Time to settle Foreshore & Seabed issue: Copeland
Time to settle Foreshore & Seabed issue: Copeland
Former MP Gordon Copeland, believes that it is time to seek an enduring settlement on the foreshore & seabed issue.
“Driven by the fear of a pakeha backlash & distrustful of the Courts, the previous Government choose the path of confrontation & polarisation rather than negotiation & reconciliation”, said Mr Copeland. “They even labelled the more than 15,000 Maori & others who marched on Parliament as “wreckers & haters”!
“All of that was completely unnecessary. Maori are not seeking to exclude other New Zealanders from access to the beach but rather to uphold the tradition of kaitiakitanga or guardianship over the foreshore & seabed. This is not very different from the British legal tradition which views the foreshore & seabed as part of “the commons” i.e. the common property of the people.”
“I got so far as discussing this, at the time, with the Prime Minister & the Government came very close to agreeing to everyone owning the foreshore & seabed as part of the “public domain”. However that concept was quickly jettisoned when the Government turned, at the 11th hour, to Winston Peters & NZ First to get the numbers they needed to ram through the legislation. Peters was adamant that his support would not be forthcoming unless “public domain’ was dumped.”
“Sadly that is what happened & the resulting legislation, which vested the foreshore & seabed in the Crown, was about as bad as you could get!”
“Consider the matter for a moment from a Maori point of view. The Treaty of Waitangi is between the Maori tribes of New Zealand & the British Crown. Therefore the vesting of the foreshore & seabed in the Crown can only be viewed as a defeat for Maori & an insult to their mana.”
“I’m pleased that the matter, due to the persistence of the Maori Party, is now to be re-opened.

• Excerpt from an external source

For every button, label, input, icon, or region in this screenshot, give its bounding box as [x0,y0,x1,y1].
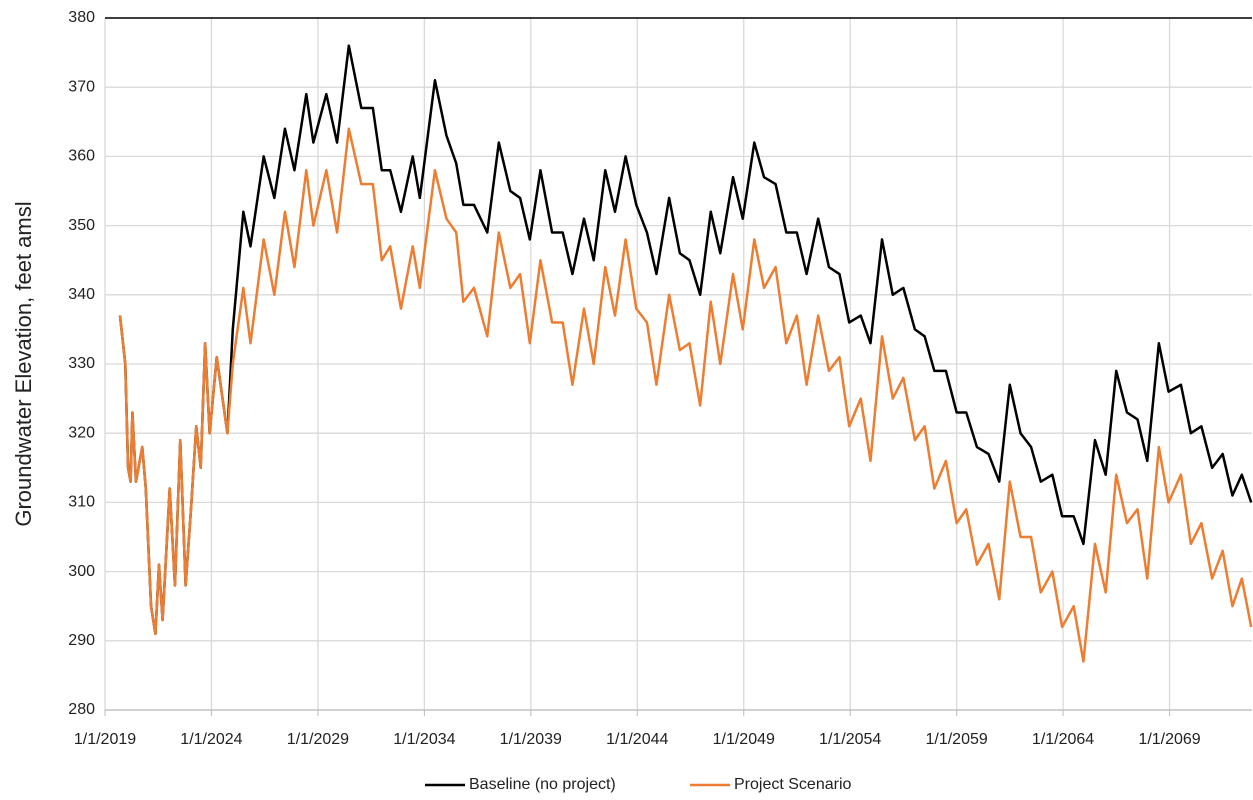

This time round let’s get it right! After all it is really a pretty simple matter to vest the foreshore & seabed, by way of a special perpetual title, in all the people of New Zealand as guardians/caretakers for this & all future generations. We can, with a little forethought, build on the convergence between “kiatiakitanga” & “the commons” thus both fulfilling the Treaty of Waitangi and preserving for all time open & free access to the beach & the ocean.”
NB. This press release addresses only the question of the ownership of the foreshore & seabed, in the context of a national settlement, following the recommended repeal of the 2004 Act. Individual settlements based on customary rights (such as that with Ngati Porou), which are currently being progressed, should continue to completion.